Today, 88% of feedlot-fattened steers and heifers are killed at the Big 4 packer plants, which enjoy political clout and the economic wherewithal to force USDA into paralysis. The agency lives in fear, knowing that if it attempts truly meaningful enforcement actions at the big packers, the agency will be defending itself in court, and for good reason! Realizing that USDA promised to maintain a “Hands Off” non-involvement role under HACCP, that it would no longer police the industry, and would jettison its previous command-and-control authority, the agency has knowingly painted itself into a corner which prevents it from forcing changes onto non-compliant big plants. USDA fully deserves to lose such litigation, and will, so chooses to avoid litigation. So, to circumvent this delicate problem, the agency has implemented policies (some of which are not written) which prevent tracebacks to the origin.
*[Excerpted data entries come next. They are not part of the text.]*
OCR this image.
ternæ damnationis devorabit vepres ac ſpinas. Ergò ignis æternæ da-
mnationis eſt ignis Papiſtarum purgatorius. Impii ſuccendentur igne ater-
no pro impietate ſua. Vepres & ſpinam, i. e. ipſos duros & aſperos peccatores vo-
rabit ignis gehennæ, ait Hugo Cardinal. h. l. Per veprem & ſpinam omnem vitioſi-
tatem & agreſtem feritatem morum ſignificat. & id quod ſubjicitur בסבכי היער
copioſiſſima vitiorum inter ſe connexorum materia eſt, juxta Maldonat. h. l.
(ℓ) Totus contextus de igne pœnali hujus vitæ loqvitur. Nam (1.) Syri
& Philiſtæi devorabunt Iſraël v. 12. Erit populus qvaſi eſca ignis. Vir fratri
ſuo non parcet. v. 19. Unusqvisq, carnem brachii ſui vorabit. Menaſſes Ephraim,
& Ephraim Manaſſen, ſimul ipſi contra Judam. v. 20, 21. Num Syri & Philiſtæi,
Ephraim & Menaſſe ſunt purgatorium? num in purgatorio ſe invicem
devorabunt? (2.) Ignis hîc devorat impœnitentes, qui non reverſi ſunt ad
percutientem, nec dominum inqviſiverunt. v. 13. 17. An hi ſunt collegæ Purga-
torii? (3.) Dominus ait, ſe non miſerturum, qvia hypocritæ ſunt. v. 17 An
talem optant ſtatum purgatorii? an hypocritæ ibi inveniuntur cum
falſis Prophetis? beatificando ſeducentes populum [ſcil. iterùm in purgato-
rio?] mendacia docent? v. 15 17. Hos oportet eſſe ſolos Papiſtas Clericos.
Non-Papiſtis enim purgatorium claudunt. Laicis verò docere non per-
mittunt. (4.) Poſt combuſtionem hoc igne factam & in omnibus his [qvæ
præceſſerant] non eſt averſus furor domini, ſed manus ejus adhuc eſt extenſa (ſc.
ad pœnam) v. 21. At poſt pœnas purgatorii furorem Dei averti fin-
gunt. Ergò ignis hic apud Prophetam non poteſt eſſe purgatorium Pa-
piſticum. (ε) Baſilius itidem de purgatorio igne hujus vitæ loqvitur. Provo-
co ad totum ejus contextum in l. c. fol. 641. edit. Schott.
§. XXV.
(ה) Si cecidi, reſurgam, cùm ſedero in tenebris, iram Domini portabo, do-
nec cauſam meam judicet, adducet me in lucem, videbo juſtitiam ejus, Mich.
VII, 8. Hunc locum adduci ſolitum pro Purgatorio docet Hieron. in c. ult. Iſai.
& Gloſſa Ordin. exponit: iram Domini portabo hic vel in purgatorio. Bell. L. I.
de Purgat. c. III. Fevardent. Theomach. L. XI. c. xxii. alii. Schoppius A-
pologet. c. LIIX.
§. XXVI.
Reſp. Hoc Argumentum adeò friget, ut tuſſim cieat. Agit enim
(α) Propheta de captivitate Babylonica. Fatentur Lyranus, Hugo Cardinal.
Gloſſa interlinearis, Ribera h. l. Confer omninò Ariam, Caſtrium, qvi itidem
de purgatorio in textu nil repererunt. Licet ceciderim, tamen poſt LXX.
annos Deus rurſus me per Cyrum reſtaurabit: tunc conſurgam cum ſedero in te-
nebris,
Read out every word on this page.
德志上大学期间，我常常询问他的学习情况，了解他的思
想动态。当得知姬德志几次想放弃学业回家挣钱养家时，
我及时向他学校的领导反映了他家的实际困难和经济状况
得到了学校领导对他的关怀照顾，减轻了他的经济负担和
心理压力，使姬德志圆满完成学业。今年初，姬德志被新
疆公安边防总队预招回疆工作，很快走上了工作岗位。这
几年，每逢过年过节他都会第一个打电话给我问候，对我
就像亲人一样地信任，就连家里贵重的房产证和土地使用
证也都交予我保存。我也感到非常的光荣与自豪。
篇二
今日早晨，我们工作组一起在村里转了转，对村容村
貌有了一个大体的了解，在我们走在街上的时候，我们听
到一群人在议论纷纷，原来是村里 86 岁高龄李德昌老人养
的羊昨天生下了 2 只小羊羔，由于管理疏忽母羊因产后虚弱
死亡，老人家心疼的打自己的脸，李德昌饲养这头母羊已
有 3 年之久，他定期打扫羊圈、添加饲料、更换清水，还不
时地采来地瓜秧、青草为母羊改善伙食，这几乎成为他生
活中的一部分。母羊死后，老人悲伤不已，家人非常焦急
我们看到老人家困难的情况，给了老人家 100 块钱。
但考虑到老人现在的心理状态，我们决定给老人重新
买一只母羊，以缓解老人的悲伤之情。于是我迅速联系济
We should not be surprised when we continually experience these ongoing outbreaks and recurring recalls, because both (1)USDA and (2)litigation have focused its sanctions against the downstream destination facilities (restaurants, retail meat markets, and further processing plants) which have unwittingly purchased meat which was previously contaminated with invisible pathogens. Until USDA is willing to Force the Source, rather than Destroying the Destination, America is virtually guaranteed ongoing outbreaks.

USDA is totally opposed to putting Bill Marler out of business, and in fact is Mr. Marler’s ultimate ally by promoting the rights of the big slaughter plants to continue producing enteric bacteria-laced meat with virtual impunity. Why does USDA appear to have experienced a sudden change in heart regarding Tracebacks? I propose that since successful tracebacks have been accomplished for melamine-laced products, spinach to a mere handful of California farms, as well as tracebacks of lettuce, peppers, peanut butter, etc, USDA’s historical inability to traceback to the slaughter plants of origin has become monumentally conspicuous in comparison. And think of the irony of this historical fact!

Although FDA has inspectors in produce plants only once every few years, the agency has successfully accomplished these tracebacks. USDA on the other hand, has inspectors in every meat plant every day, yet is strangely unable to match FDA’s success in performing tracebacks. Perhaps the Obama administration is to be credited with the USDA’s born-again metamorphosis in its alleged desire to suddenly perform tracebacks to the origin of contamination. I can guarantee everyone one thing: we had best be closely watching every statement USDA makes in its January hearing, because the agency’s past performance in this area proves that USDA fears big packer clout more than it fears public health outbreaks.